Adquirir a sua alma na paciência. Não é este
enunciado, certamente sempre inoportuno, capaz de matar, de um só
golpe, toda a audaciosa expectativa que anseia por um feito de renome,
por ações entusiasmadas, por luta e conflito, onde a recompensa é
incerta, mas também magnífica? Não é este enunciado, para o velho, o
mesmo que a voz do pai para a criança, quando a chama do jogo
barulhento, onde era rei e imperador, para a tranquila ação da
paciência – sim, não é este enunciado ainda mais angustiante quando
pretende estender-se a toda a vida, não admitindo que se brinque com
ele, como se só de vez em quando fosse a sério? Se, porém, aquele que
disse isso sabia aquilo que é proveitoso para um homem; se ele – como é
bem o caso – o disse na mesma ocasião em que recorda que a abominação
da desolação haveria, com o seu sorvedouro, de revolver a vida desde a
sua mais funda raiz e, justamente assim, ser ocasião para grandes
feitos e obras de renome, então, quando pensamos estar certos de que o
enunciado não nos aproveita – sim, que ele oprime a nossa alma –, que
tenhamos, pelo menos, paciência para acreditar que o erro consiste em
não compreendermos corretamente o enunciado, e que é erro nosso se o
efeito do enunciado parece tão pequeno que, em vez de dar a cada homem a
sua alma e todo o mundo em retribuição do seu anseio e do seu esforço,
pelo contrário, lhe tira todo o mundo e a sua glória, como algo que
ele nunca terá; sim, lhe tira até mesmo a sua alma, para o fazer
adquiri-la na paciência.
Tenhamos, então, pelo menos, paciência para
acreditar no enunciado; paciência para não protelar a ponderação para
um tempo mais oportuno; para não pedir ao enunciado – faltando-nos a
nós esta capacidade – que tenha paciência, paciência para separar, a
fim de voltar a unir, aquilo que está inseparavelmente unido.

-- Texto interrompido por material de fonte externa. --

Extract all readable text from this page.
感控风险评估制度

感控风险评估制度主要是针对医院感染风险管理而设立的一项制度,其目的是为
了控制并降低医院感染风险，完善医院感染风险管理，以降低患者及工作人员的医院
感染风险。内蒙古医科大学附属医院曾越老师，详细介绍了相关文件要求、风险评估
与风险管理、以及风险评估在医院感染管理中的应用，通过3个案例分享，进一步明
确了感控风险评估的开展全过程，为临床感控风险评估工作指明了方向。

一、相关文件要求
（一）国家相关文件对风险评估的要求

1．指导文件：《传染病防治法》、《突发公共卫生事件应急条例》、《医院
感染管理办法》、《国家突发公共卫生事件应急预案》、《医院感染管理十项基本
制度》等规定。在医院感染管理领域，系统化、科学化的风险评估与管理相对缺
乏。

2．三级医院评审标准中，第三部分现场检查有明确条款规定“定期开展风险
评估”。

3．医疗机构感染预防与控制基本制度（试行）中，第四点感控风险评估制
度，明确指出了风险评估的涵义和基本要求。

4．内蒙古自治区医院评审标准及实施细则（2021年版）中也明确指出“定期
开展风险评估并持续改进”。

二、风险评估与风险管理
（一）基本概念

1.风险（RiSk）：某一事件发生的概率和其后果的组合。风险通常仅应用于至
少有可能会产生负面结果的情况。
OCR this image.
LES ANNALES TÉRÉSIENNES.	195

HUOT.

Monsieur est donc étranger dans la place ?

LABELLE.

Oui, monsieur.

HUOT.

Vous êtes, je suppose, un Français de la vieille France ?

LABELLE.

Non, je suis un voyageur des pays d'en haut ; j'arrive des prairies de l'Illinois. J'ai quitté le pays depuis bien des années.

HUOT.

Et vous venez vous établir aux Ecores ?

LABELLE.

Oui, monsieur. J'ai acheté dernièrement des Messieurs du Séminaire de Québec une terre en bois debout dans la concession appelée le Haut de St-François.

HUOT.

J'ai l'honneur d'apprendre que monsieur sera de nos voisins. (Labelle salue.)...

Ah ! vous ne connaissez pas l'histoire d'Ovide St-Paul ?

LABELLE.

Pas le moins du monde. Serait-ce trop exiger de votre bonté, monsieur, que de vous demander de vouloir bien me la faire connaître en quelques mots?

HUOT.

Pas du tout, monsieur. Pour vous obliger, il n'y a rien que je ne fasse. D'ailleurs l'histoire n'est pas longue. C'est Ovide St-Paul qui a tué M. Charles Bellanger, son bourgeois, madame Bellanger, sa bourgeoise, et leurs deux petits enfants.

"Adquirir a sua alma". Não possui um homem a sua
alma? E pode ser essa a verdadeira instrução para ser feliz, aquela
que, em vez de ensinar um homem a adquirir, por meio da sua alma, o
mundo inteiro, antes o ensina a empregar a sua vida para adquirir a sua
alma? Nasce nu o homem e nada traz consigo para o mundo e, quer as
condições para a sua vida estejam dadas como figuras amigáveis que tudo
têm à disposição, quer ele tenha penosamente de as descobrir por si –
qualquer homem tem, no entanto, de um modo ou de outro, de adquirir as
condições para a sua vida. E, mesmo se esta consideração torna alguém
impaciente e, assim, incapaz de tudo, os melhores, pelo contrário,
compreendem-na e conformam-se com isso – que a vida deve ser adquirida e
que deve ser adquirida na paciência. E para isso, exortam-se a si
mesmos e aos outros, porque a paciência é uma força da alma necessária a
cada homem para alcançar aquilo que deseja na vida.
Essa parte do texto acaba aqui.